5. If a multi reader multi case (MRMC) comparative effectiveness study was done, If so, what was the effect size of how much human readers improve with AI vs without AI assistance
No, an MRMC comparative effectiveness study was not done. This device is a cardiopulmonary bypass oxygenator, not an AI-powered diagnostic tool requiring human reader interpretation. Therefore, there is no AI assistance or effect size on human readers to report.
6. If a standalone (i.e. algorithm only without human-in-the-loop performance) was done
The study was a standalone performance evaluation of the device (Lilliput PMP oxygenator module). This means the device itself was tested in a laboratory setting without human intervention beyond setting up and running the tests. It's "algorithm only" in the sense that the device's inherent design and materials are being evaluated for their physical and biological performance characteristics.

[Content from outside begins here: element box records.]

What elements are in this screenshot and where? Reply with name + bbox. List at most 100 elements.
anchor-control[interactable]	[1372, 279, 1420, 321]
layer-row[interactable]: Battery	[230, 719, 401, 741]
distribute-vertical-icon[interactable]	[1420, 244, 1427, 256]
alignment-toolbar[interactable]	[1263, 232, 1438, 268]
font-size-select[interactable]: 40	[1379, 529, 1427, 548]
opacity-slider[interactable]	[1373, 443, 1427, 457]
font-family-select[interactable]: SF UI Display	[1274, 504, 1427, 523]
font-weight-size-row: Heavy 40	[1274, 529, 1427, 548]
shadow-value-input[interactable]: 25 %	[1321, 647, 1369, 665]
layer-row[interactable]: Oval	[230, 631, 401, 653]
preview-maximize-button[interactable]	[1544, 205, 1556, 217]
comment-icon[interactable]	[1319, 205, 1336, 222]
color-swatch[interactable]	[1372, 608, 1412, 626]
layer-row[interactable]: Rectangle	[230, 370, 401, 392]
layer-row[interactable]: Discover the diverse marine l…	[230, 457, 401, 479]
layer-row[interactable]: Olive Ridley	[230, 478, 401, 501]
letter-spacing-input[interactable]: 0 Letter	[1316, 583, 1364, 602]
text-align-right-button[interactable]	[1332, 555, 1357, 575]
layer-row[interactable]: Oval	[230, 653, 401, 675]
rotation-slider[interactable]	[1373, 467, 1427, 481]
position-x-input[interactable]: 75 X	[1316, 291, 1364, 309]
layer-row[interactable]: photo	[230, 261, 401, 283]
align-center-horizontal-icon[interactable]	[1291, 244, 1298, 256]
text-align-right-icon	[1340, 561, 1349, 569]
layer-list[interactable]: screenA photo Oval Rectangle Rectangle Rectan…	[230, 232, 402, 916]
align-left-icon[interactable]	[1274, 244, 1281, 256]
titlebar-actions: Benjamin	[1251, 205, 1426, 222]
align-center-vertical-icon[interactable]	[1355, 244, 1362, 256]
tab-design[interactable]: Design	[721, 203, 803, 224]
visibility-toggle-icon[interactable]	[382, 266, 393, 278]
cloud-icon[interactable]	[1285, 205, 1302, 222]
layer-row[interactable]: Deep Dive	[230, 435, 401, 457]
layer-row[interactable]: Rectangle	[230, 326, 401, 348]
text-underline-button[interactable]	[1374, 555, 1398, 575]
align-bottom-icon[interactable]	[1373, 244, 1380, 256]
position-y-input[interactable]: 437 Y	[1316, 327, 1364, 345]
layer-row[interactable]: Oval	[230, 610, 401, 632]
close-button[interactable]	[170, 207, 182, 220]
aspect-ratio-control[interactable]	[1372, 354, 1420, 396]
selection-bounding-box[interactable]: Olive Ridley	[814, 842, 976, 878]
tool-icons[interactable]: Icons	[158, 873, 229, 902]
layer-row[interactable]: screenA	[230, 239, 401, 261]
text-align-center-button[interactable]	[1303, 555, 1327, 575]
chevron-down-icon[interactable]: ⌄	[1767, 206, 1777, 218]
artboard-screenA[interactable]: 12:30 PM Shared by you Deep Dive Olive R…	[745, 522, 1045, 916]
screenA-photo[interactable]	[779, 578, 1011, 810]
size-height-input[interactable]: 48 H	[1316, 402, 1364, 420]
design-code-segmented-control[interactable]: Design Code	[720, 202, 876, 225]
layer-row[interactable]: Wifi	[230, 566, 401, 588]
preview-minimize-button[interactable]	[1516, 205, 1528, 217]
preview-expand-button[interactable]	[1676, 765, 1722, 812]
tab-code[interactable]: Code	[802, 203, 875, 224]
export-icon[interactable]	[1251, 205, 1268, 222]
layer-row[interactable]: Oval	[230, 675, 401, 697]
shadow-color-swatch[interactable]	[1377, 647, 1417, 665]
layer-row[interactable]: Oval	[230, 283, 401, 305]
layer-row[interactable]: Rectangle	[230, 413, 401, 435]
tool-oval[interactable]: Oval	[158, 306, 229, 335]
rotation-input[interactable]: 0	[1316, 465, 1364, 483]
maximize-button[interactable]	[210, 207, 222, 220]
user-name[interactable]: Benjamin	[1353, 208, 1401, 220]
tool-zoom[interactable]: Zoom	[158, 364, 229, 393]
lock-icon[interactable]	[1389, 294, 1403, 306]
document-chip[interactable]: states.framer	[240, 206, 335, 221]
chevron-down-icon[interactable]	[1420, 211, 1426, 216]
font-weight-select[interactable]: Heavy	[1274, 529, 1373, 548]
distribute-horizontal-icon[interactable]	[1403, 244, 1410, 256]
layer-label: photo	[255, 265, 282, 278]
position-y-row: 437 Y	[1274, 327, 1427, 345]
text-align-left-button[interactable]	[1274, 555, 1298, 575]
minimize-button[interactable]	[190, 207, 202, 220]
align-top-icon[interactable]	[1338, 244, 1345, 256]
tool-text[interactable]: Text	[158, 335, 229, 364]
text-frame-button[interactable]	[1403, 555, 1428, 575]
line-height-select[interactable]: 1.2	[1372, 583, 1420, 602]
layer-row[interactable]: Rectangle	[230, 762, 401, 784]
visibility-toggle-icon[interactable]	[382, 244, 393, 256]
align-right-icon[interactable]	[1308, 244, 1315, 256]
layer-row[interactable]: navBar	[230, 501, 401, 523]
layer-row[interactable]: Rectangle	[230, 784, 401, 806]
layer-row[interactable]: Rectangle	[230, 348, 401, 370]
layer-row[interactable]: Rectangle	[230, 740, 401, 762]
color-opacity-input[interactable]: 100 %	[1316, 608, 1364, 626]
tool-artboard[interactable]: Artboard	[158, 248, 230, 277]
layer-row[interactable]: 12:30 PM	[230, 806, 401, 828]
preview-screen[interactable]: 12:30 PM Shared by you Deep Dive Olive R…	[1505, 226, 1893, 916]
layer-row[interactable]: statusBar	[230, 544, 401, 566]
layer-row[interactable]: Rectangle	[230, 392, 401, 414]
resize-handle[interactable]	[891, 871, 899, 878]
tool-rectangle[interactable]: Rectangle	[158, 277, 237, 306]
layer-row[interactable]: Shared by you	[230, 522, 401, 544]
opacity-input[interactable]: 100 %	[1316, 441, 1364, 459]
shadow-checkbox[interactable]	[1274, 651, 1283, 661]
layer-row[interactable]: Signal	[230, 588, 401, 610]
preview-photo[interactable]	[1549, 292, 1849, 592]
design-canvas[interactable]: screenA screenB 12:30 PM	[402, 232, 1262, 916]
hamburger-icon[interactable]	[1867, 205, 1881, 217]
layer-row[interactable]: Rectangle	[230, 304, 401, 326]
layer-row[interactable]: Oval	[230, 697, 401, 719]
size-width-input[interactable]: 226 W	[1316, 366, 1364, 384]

7. The type of ground truth used
The ground truth used for these tests was a combination of:
- Engineering and Biological Performance Specifications: Predefined quantitative and qualitative targets for aspects like oxygenation performance, pressure drops, integrity, and biocompatibility.
- Predicate Device Performance: The established performance characteristics of the D902 Lilliput Ph.I.S.I.O. served as a benchmark for substantial equivalence. The goal was to show that the modified device performs "in a manner substantially equivalent to the predicate device with respect to the relevant functional parameters."
8. The sample size for the training set
This is not applicable. The device is a physical medical device (an oxygenator), not a machine learning algorithm that requires a training set. The term "training set" is relevant for AI/ML development, which is not described here.
9. How the ground truth for the training set was established
This is not applicable as there is no training set mentioned or implied for this physical medical device.
§ 870.4350 Cardiopulmonary bypass oxygenator.
(a)
Identification. A cardiopulmonary bypass oxygenator is a device used to exchange gases between blood and a gaseous environment to satisfy the gas exchange needs of a patient during open-heart surgery.(b)
Classification. Class II (special controls). The special control for this device is the FDA guidance document entitled “Guidance for Cardiopulmonary Bypass Oxygenators 510(k) Submissions.”